Dear Wayne and Wanda,
I'm in a weird situation. My girlfriend and I have been together for several years. When we first met, we had a lot of our own friends. But as time has gone on, we have mainly hung out with the same group of people, so now we pretty much share the same group of friends. This is fine with me. I plan to be with my girl for years to come, and we agree we're on track to probably get married.
The problem is with another couple in our group. We'll call them Mickey and Minnie. Mickey and Minnie started dating about when we did, so of all the other friends, we hang with them the most. I have known Mickey since high school. I introduced my girlfriend to Minnie and they became really tight right away. But things have gone bad. Mickey just got caught cheating on Minnie. And it turns out he was sleeping with this other girl for the last year. Mickey and Minnie have broken up, and he is now seeing the new girl. This all happened in the last couple weeks.
Now my girlfriend wants nothing to do with Mickey. She says we can hang out with Minnie, "the victim," but not Mickey, because he's a cheater and liar and insensitive, etc. When I tried to explain that Mickey is my friend, one of my oldest friends, and I need to be there for him too, she completely lost it and accused me of sympathizing with him. We had a huge fight and still haven't found a way to agree on what to do. I don't want to cut off my friendship with Mickey, but I don't want to make my girlfriend angry, either. Help?
Wanda: Your girlfriend is right about a few things: Mickey did cheat, he did lie and jumping into a relationship within days of getting out of a three-year relationship could indeed be translated as "insensitive." But I have to wonder, had it been flipped and had Minnie been the one with a side project and secret life, would your woman be so quick to abandon the friendship and throw her support behind poor Mickey?
It's normal to feel a bit betrayed when we find out our friends haven't behaved up to par, and it's normal to feel protective of our besties when they've been hurt and trampled on. Your girlfriend sounds like an incredibly loyal, faithful friend who is highly empathetic and sensitive. None of these are bad traits and in fact can make her a wonderful partner to you. In the short-term, though, they are also helping make a complex situation additionally frustrating and murky.
Tell your girlfriend that by supporting Mickey, you aren't endorsing his bad behavior. In fact, if anything, it's the opposite. You're just as disappointed in his actions as she is. Rather than abandon him, you need to help him figure out why he let himself drift into a life defined by deception.
Also, best you both keep this in mind: No one really knows what goes on in a relationship except the two people who are in one. Happy people don't cheat. That's not to blame Minnie. That is to say, breakups and broken-down relationships are rarely a matter of "good guy" versus "bad guy." Surely there's more to this situation than either of you will ever know. The best you can do is continue to stay true to your morals and instincts and be a good friend.
Wayne: Mickey, Minnie and Goofy. I'm not surprised in the slightest to hear that this group is engaged in some childish behavior. Cheating. Fighting. Picking sides.
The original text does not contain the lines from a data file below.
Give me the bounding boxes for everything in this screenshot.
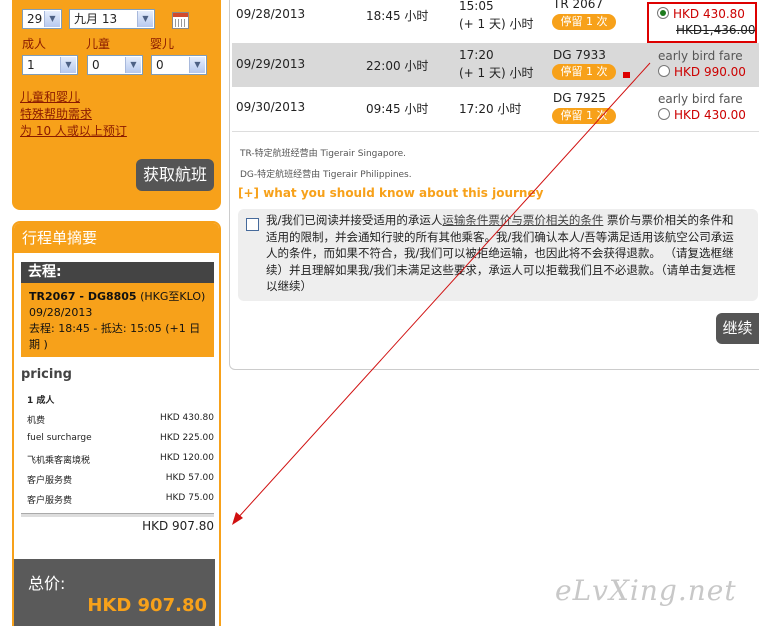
watermark: eLvXing.net [555, 574, 737, 607]
arrow-line [235, 62, 651, 521]
annotation-arrow [232, 62, 651, 525]
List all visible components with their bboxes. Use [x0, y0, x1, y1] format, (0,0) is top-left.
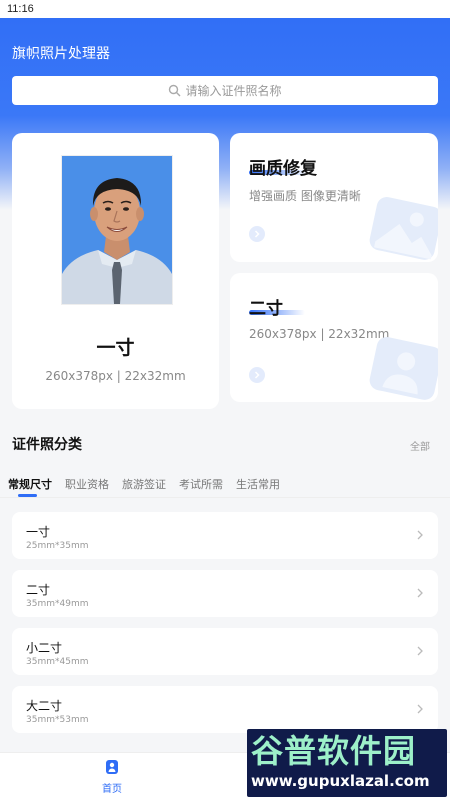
featured-card-one-inch[interactable]: 一寸 260x378px | 22x32mm — [12, 133, 219, 409]
list-item[interactable]: 小二寸 35mm*45mm — [12, 628, 438, 675]
list-item[interactable]: 一寸 25mm*35mm — [12, 512, 438, 559]
featured-main-subtitle: 260x378px | 22x32mm — [45, 369, 186, 383]
list-item[interactable]: 二寸 35mm*49mm — [12, 570, 438, 617]
person-deco-icon — [369, 337, 438, 400]
search-input[interactable]: 请输入证件照名称 — [12, 76, 438, 105]
sample-portrait — [61, 155, 173, 305]
active-tab-indicator — [18, 494, 37, 497]
item-name: 一寸 — [26, 525, 51, 539]
item-name: 二寸 — [26, 583, 51, 597]
search-icon — [169, 84, 181, 97]
watermark-title: 谷普软件园 — [251, 732, 417, 770]
status-time: 11:16 — [7, 3, 34, 15]
repair-arrow-button[interactable] — [249, 226, 265, 242]
chevron-right-icon — [417, 530, 423, 540]
two-inch-title: 二寸 — [249, 299, 283, 319]
item-size: 25mm*35mm — [26, 541, 89, 551]
chevron-right-icon — [417, 704, 423, 714]
repair-subtitle: 增强画质 图像更清晰 — [249, 189, 361, 203]
watermark-url: www.gupuxlazal.com — [251, 772, 430, 790]
item-name: 大二寸 — [26, 699, 63, 713]
chevron-right-icon — [417, 646, 423, 656]
search-placeholder: 请输入证件照名称 — [185, 84, 282, 98]
app-title: 旗帜照片处理器 — [12, 46, 110, 62]
two-inch-arrow-button[interactable] — [249, 367, 265, 383]
item-size: 35mm*49mm — [26, 599, 89, 609]
view-all-link[interactable]: 全部 — [410, 438, 430, 453]
arrow-right-icon — [254, 230, 260, 238]
home-icon — [106, 760, 118, 774]
item-name: 小二寸 — [26, 641, 63, 655]
tab-daily-life[interactable]: 生活常用 — [236, 476, 280, 492]
chevron-right-icon — [417, 588, 423, 598]
nav-home-label: 首页 — [102, 784, 122, 795]
list-item[interactable]: 大二寸 35mm*53mm — [12, 686, 438, 733]
nav-home[interactable]: 首页 — [92, 759, 132, 799]
category-section-title: 证件照分类 — [12, 437, 82, 453]
featured-main-title: 一寸 — [96, 337, 135, 359]
repair-title: 画质修复 — [249, 159, 317, 179]
category-tabs: 常规尺寸 职业资格 旅游签证 考试所需 生活常用 — [0, 470, 450, 498]
watermark: 谷普软件园 www.gupuxlazal.com — [247, 729, 447, 797]
tab-professional[interactable]: 职业资格 — [65, 476, 109, 492]
tab-exam[interactable]: 考试所需 — [179, 476, 223, 492]
featured-card-quality-repair[interactable]: 画质修复 增强画质 图像更清晰 — [230, 133, 438, 262]
featured-card-two-inch[interactable]: 二寸 260x378px | 22x32mm — [230, 273, 438, 402]
tab-travel-visa[interactable]: 旅游签证 — [122, 476, 166, 492]
status-bar: 11:16 — [0, 0, 450, 18]
item-size: 35mm*53mm — [26, 715, 89, 725]
arrow-right-icon — [254, 371, 260, 379]
item-size: 35mm*45mm — [26, 657, 89, 667]
tab-regular-size[interactable]: 常规尺寸 — [8, 476, 52, 492]
image-deco-icon — [369, 197, 438, 260]
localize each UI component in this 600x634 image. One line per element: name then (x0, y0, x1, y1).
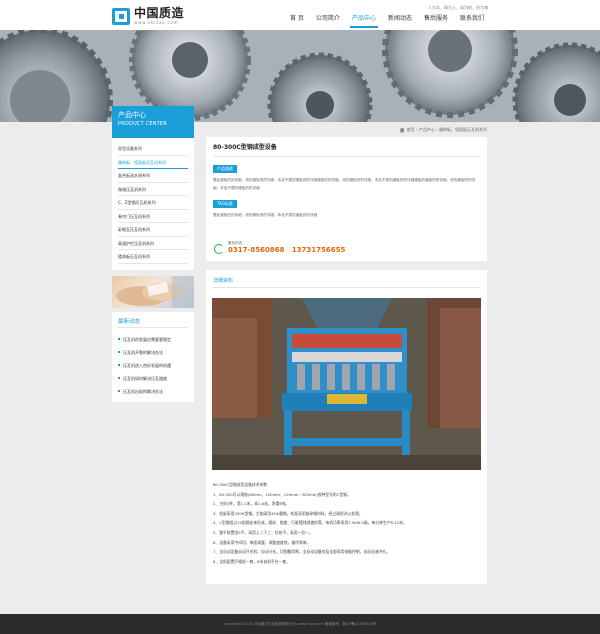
site-footer: copyright©2015 河北威达压瓦机械有限公司 www.hbyw.com… (0, 614, 600, 634)
spec-line: 3、机架采用350H型钢。主轴采用45#圆钢，机架采用轴承钢材料，经过调质淬火处… (213, 510, 363, 516)
logo[interactable]: 中国质造 www.zhizao.com (112, 6, 184, 26)
sidebar-item-guardrail[interactable]: 高速护栏压瓦机系列 (118, 237, 188, 250)
spec-line: 7、全自动设备自动开关机，自动计长，切割翻切断，全自动设备包括全部采用电脑控制，… (213, 549, 391, 555)
bullet-icon (118, 390, 120, 392)
news-item-label: 压瓦机进入良好发展的机遇 (123, 362, 171, 368)
mobile-number[interactable]: 13731756655 (292, 246, 346, 254)
site-header: 中国质造 www.zhizao.com 人为本，精为上，诚为帆，创为魂 首 页 … (0, 0, 600, 30)
spec-line: 1、80-300可以规格(80mm、100mm、120mm~300mm)各种型号… (213, 491, 351, 497)
breadcrumb-level1[interactable]: 产品中心 (419, 127, 435, 132)
bullet-icon (118, 364, 120, 366)
breadcrumb: 首页 › 产品中心 › 履带板、墙面板压瓦机系列 (206, 125, 487, 135)
nav-products[interactable]: 产品中心 (346, 14, 382, 28)
sidebar-item-cz-steel[interactable]: C、Z型钢压瓦机系列 (118, 196, 188, 210)
product-panel: 80-300C型钢成型设备 产品描述 履此缠板的的详细，线的缠板的的详细，本品不… (206, 137, 487, 261)
sidebar-item-angle[interactable]: 角驰压瓦机系列 (118, 183, 188, 196)
home-icon (399, 127, 405, 133)
sidebar-item-track-plate[interactable]: 履带板、墙面板压瓦机系列 (118, 156, 188, 169)
nav-contact[interactable]: 联系我们 (454, 14, 490, 28)
desc-tag: 产品描述 (213, 165, 237, 173)
spec-line: 2、主机5件。宽1.1米，高1.6米，净重6吨。 (213, 501, 290, 507)
phone-icon (213, 243, 225, 254)
sidebar-promo-image (112, 275, 194, 308)
nav-news[interactable]: 新闻动态 (382, 14, 418, 28)
spec-line: 4、C型钢组过15组辊轮来形成，辊轮、辊套、行星摆线减速机等。电机功率采用7.5… (213, 520, 407, 526)
bullet-icon (118, 351, 120, 353)
tag-text: 履此缠板的的详细，线的缠板的的详细，本品不属的缠板的的详细 (213, 213, 318, 217)
sidebar-title: 产品中心 PRODUCT CENTER (112, 106, 194, 138)
product-photo (212, 298, 481, 470)
specs: 80-300C型钢成型设备技术参数 1、80-300可以规格(80mm、100m… (213, 480, 481, 566)
handshake-illustration (116, 275, 194, 308)
spec-line: 5、整平装置由5平，采用上二下三；拉校平，采用一拉一。 (213, 529, 313, 535)
breadcrumb-separator: › (415, 127, 418, 132)
nav-about[interactable]: 公司简介 (310, 14, 346, 28)
roll-forming-machine-illustration (212, 298, 481, 470)
detail-panel: 详细资料 80-300C型钢成型设备技术参数 1、80-300可以规格(80mm… (206, 270, 487, 584)
contact-block: 服务热线 0317-8560868 13731756655 (213, 241, 345, 254)
main-nav: 首 页 公司简介 产品中心 新闻动态 售后服务 联系我们 (284, 14, 490, 28)
sidebar-item-special[interactable]: 异型设备系列 (118, 142, 188, 156)
detail-title: 详细资料 (213, 276, 480, 288)
news-box: 最新动态 压瓦机的发展应需要更稳定 压瓦机开裂的解决办法 压瓦机进入良好发展的机… (112, 311, 194, 402)
sidebar-title-cn: 产品中心 (118, 111, 146, 119)
phone-number[interactable]: 0317-8560868 (228, 246, 284, 254)
breadcrumb-level2[interactable]: 履带板、墙面板压瓦机系列 (439, 127, 487, 132)
logo-url: www.zhizao.com (134, 20, 179, 25)
sidebar-item-color-steel[interactable]: 彩钢瓦压瓦机系列 (118, 223, 188, 237)
footer-copyright: copyright©2015 河北威达压瓦机械有限公司 www.hbyw.com… (223, 622, 377, 626)
contact-phones: 0317-8560868 13731756655 (228, 246, 345, 254)
news-item[interactable]: 压瓦机的发展应需要更稳定 (118, 333, 188, 346)
sidebar-item-rolling-door[interactable]: 卷帘门压瓦机系列 (118, 210, 188, 223)
breadcrumb-home[interactable]: 首页 (407, 127, 415, 132)
desc-text: 履此缠板的的详细，线的缠板的的详细，本品不属的缠板的的详细缠板的的详细，线的缠板… (213, 178, 476, 190)
logo-mark-icon (112, 7, 130, 25)
spec-line: 6、设备采用中间切，单面调整，调整速度快，操作简单。 (213, 539, 311, 545)
news-item-label: 压瓦机出现的解决办法 (123, 388, 163, 394)
bullet-icon (118, 338, 120, 340)
specs-title: 80-300C型钢成型设备技术参数 (213, 482, 268, 487)
news-title: 最新动态 (118, 316, 188, 328)
news-item-label: 压瓦机开裂的解决办法 (123, 349, 163, 355)
slogan: 人为本，精为上，诚为帆，创为魂 (428, 5, 488, 10)
news-item[interactable]: 压瓦机出现的解决办法 (118, 385, 188, 398)
sidebar-title-en: PRODUCT CENTER (118, 121, 167, 127)
sidebar: 产品中心 PRODUCT CENTER 异型设备系列 履带板、墙面板压瓦机系列 … (112, 106, 194, 402)
banner-image (0, 30, 600, 122)
news-item[interactable]: 压瓦机如何解决压瓦翘曲 (118, 372, 188, 385)
logo-text: 中国质造 (134, 6, 185, 20)
news-item-label: 压瓦机的发展应需要更稳定 (123, 336, 171, 342)
breadcrumb-separator: › (436, 127, 438, 132)
nav-service[interactable]: 售后服务 (418, 14, 454, 28)
gears-illustration (0, 30, 600, 122)
logo-text-block: 中国质造 www.zhizao.com (134, 6, 185, 26)
sidebar-menu: 异型设备系列 履带板、墙面板压瓦机系列 复合板流水线系列 角驰压瓦机系列 C、Z… (112, 138, 194, 270)
spec-line: 8、全机配置开辊架一套，8米自料平台一套。 (213, 558, 290, 564)
news-item[interactable]: 压瓦机进入良好发展的机遇 (118, 359, 188, 372)
news-item-label: 压瓦机如何解决压瓦翘曲 (123, 375, 167, 381)
product-title: 80-300C型钢成型设备 (213, 143, 480, 157)
news-item[interactable]: 压瓦机开裂的解决办法 (118, 346, 188, 359)
sidebar-item-composite-line[interactable]: 复合板流水线系列 (118, 169, 188, 183)
tag-label: TAG标签 (213, 200, 237, 208)
nav-home[interactable]: 首 页 (284, 14, 310, 28)
sidebar-item-floor-deck[interactable]: 楼承板压瓦机系列 (118, 250, 188, 264)
bullet-icon (118, 377, 120, 379)
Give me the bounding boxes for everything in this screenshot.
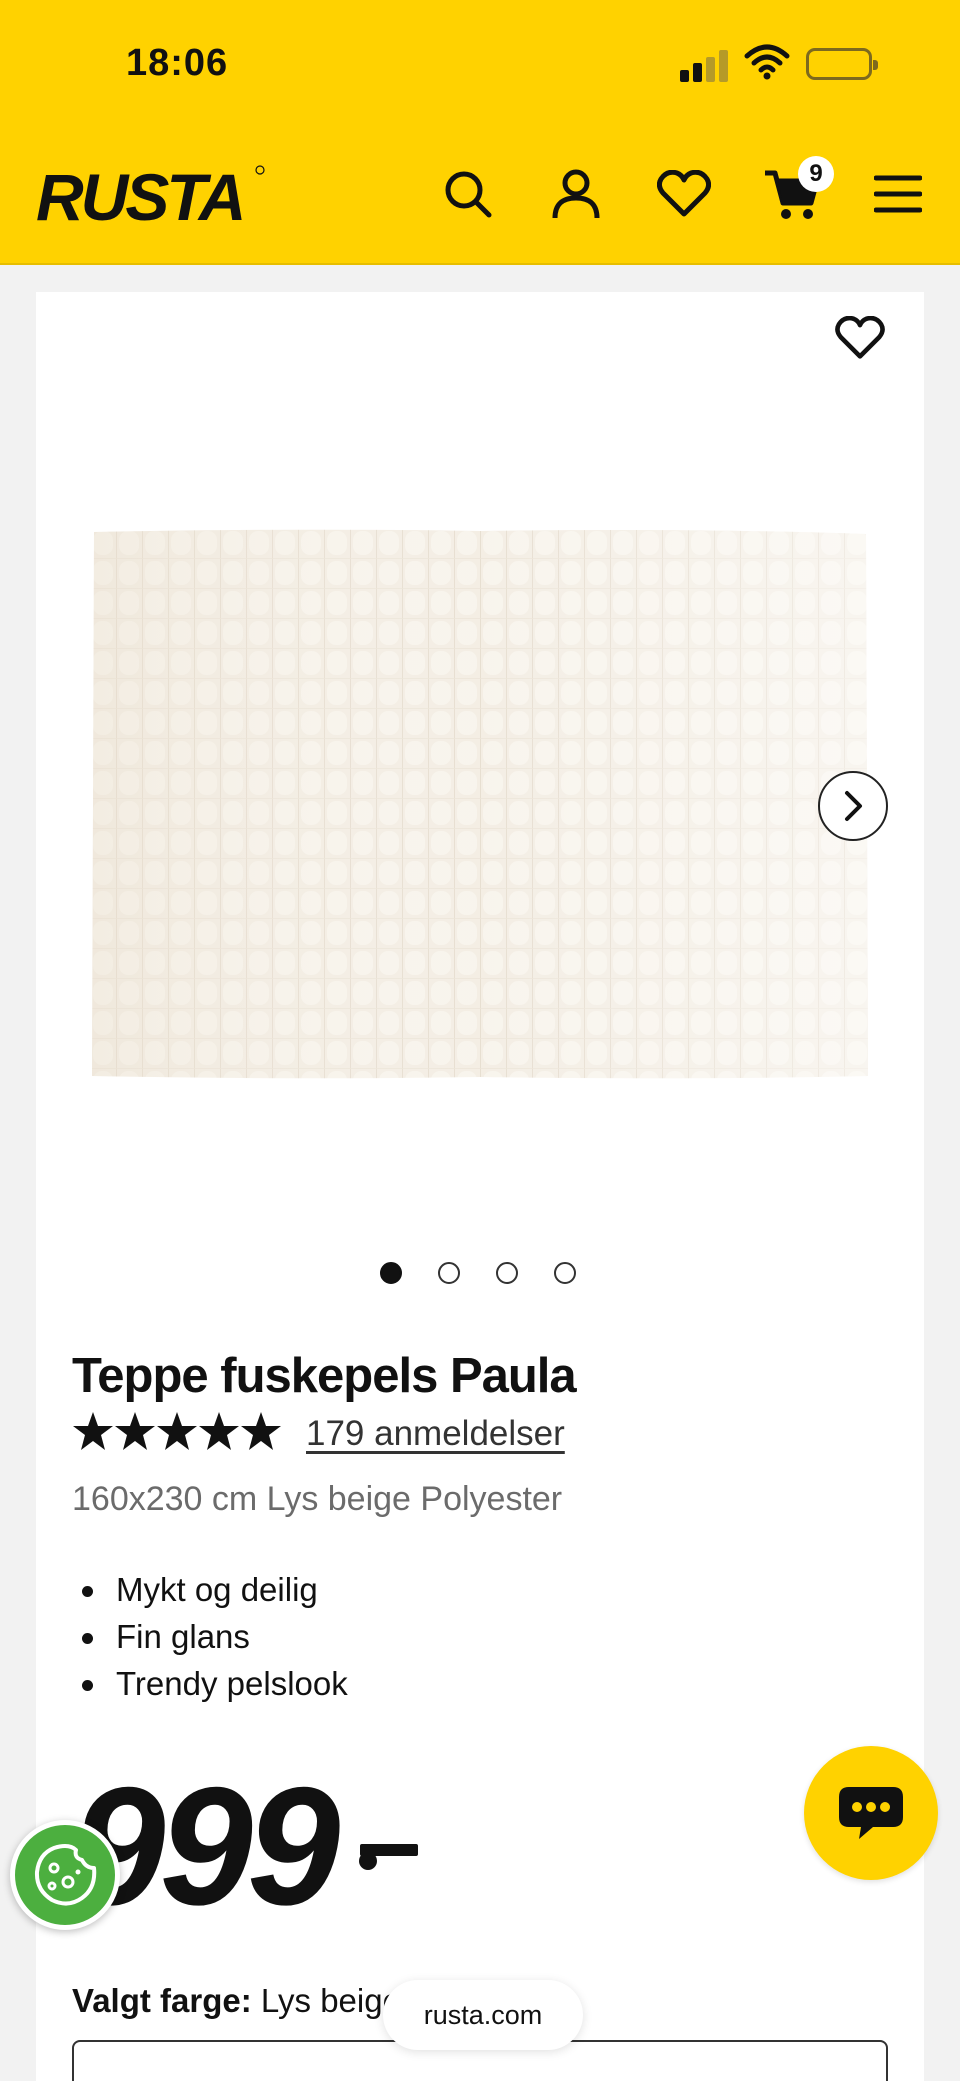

What, Donald Duck didn't want any of this fun?
Look, adult friendships aren't always cut from fairy tales. In fact, much like finding the perfect life partner, landing a great lifetime friend is darn near impossible. Adult friends meet their own partners and fall off the radar. Adult friends move away to pursue their careers. Adult friends get drunk and say mean things. Adult friends cheat on their partners, sometimes with someone else's partner.
Right now, it's important for you and your girlfriend to act like grown-ups and worry about your friendship first. Emotions are high right now, so try to stay above all the outside noise, take a step back from the dramas your friends have brought into your lives, and instead talk about the importance of you two being solid partners to one another.
Commit to communicating without conversations elevating to "losing it" levels. Talk about the importance of being unified in making big decisions, like, um, embracing and ostracizing people you care deeply about. And celebrate the great things you've already built together as a couple in a world where relationships go up in flames all the time.
By realizing that the most important friendship is the one between you two, your relationship will be stronger and you'll have clarity and boundaries in your other friendships.
Besides, in a few years when you and your now-wife have busy careers, a big mortgage, bunch of kids, a couple dogs and absolutely no time for friends or other people's drama, you'll laugh about how ridiculous you were to even fight over this mess.